Wednesday, January 23, 2008


After watching Barack Obama and Hillary Clinton indulge in a nasty spat like two little kids in a school yard, I am completely turned off of both of them. The Clintons are playing "two against one", and I sympathized with Obama when he said to Hillary, "Sometimes I'm not sure who I'm running against." I wonder if others besides myself felt the unfairness of the situation, disgust with Hillary, and disappointment with Obama because he wasn't mature enough to avoid taking the bait. Once you do that, you lose control. Neither Obama nor Ms. Clinton came off looking anything but petty.

John Edwards, on the other hand, seemed like the only grown-up in the crowd. He made excellent points, even though he was overshadowed by the ridiculous barbs and accusations of Obama and Clinton, due to the moderator's lack of fairness . Why did Wolf Blitzer let them go on so long with their spat? Was that fair to Edwards? Or to the listeners who wanted to hear what all of them had to say? I am disgusted, because this sort of unfairness deprives us of the opportunity to hear enough from everyone to be able to choose the best person to be the democratic nominee, and thus (we hope) the president.

Just because the media is obsessed with the idea that the nominee will be either Obama or Clinton does not mean the voters agree. In fact, this obsession continues to make it more and more difficult for us to hear what Edwards has to say. Why is there not more fairness in handling the debates? Why should the media be telling us who we can listen to, and who we get to pick from in choosing our nominee or our president?

I'd like to be able to get the media to stop making up our minds for us, and to cover news about the candidates in an unbiased way. The media is supposed to be reporting what happens, not trying to make things happen.

If anyone has any answers to these questions, I'd love to hear them.

Wednesday, January 9, 2008

About Voting

When I was born, women did not have the vote. At the time, this was not a matter of great concern to me, I was mainly interested in being fed, dry, and warm. I still like to be fed, dry, and warm but, as soon as I was old enough to vote, voting became even more important than mere physical comfort. It's mind-boggling, now, to realize that once women couldn't vote, or own property, or have control over their money. "What if I couldn't vote?" I asked myself. Politics, candidates, unfairness, laws, ideas for change--all those things I found so fascinating to think about and discuss--all would be beyond my power to affect with a vote, or even a conversation.

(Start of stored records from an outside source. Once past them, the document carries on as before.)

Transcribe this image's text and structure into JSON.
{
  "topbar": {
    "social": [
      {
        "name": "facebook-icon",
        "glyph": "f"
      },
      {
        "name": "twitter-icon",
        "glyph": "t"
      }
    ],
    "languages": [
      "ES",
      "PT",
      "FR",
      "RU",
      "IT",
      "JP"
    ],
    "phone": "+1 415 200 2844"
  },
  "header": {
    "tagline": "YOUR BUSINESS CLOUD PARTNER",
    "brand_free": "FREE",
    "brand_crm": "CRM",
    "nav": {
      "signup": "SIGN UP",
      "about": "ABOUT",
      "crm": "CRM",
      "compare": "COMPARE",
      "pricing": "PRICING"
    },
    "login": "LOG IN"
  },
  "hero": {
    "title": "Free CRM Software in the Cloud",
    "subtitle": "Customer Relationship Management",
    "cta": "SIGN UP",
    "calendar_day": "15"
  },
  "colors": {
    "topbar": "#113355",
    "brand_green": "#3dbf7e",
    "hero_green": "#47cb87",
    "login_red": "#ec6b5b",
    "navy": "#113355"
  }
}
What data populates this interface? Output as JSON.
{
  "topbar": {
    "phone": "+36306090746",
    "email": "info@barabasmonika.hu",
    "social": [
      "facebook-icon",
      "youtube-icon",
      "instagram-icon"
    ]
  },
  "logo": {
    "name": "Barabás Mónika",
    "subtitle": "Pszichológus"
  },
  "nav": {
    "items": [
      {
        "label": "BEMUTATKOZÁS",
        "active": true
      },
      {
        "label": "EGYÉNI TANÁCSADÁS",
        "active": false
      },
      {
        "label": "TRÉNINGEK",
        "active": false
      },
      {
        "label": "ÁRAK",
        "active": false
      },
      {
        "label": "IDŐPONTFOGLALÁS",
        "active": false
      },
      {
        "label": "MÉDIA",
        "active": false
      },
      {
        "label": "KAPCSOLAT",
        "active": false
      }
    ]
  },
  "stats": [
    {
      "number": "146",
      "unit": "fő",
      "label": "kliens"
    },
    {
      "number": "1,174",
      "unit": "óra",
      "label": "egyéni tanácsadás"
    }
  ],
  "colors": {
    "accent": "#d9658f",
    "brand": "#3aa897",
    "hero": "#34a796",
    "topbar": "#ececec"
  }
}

I recently heard some young people discussing voting, and opining that it wasn't worth it to vote because "it doesn't make any difference anyway." I wasn't part of the conversation, but would love to have been able to tell them how precious a right it is, the right to vote. I wanted to tell them it's the only way to make their voices heard. And if they don't vote, they have no right to complain about the results, They have to live with them whether they like them or not. If everyone gave up on voting, there would be no democracy. We would be ruled by those who's main interest is to get in power and stay in power.

Sometimes elections are won by very small margins, and those cases demonstrate how important every vote can be. We are lucky to live in a democracy where the voice of the people really counts. Or it does unless we become so apathetic that we don't take any interest. Whoever reads this, whether you are young or old, and whether or not we agree or disagree, please vote. Think about what you want for your city, your state, or for the whole country, and speak up with your vote. Take a serious look at the candidates and ask yourself which ones you would like to have making decisions about your life. Vote!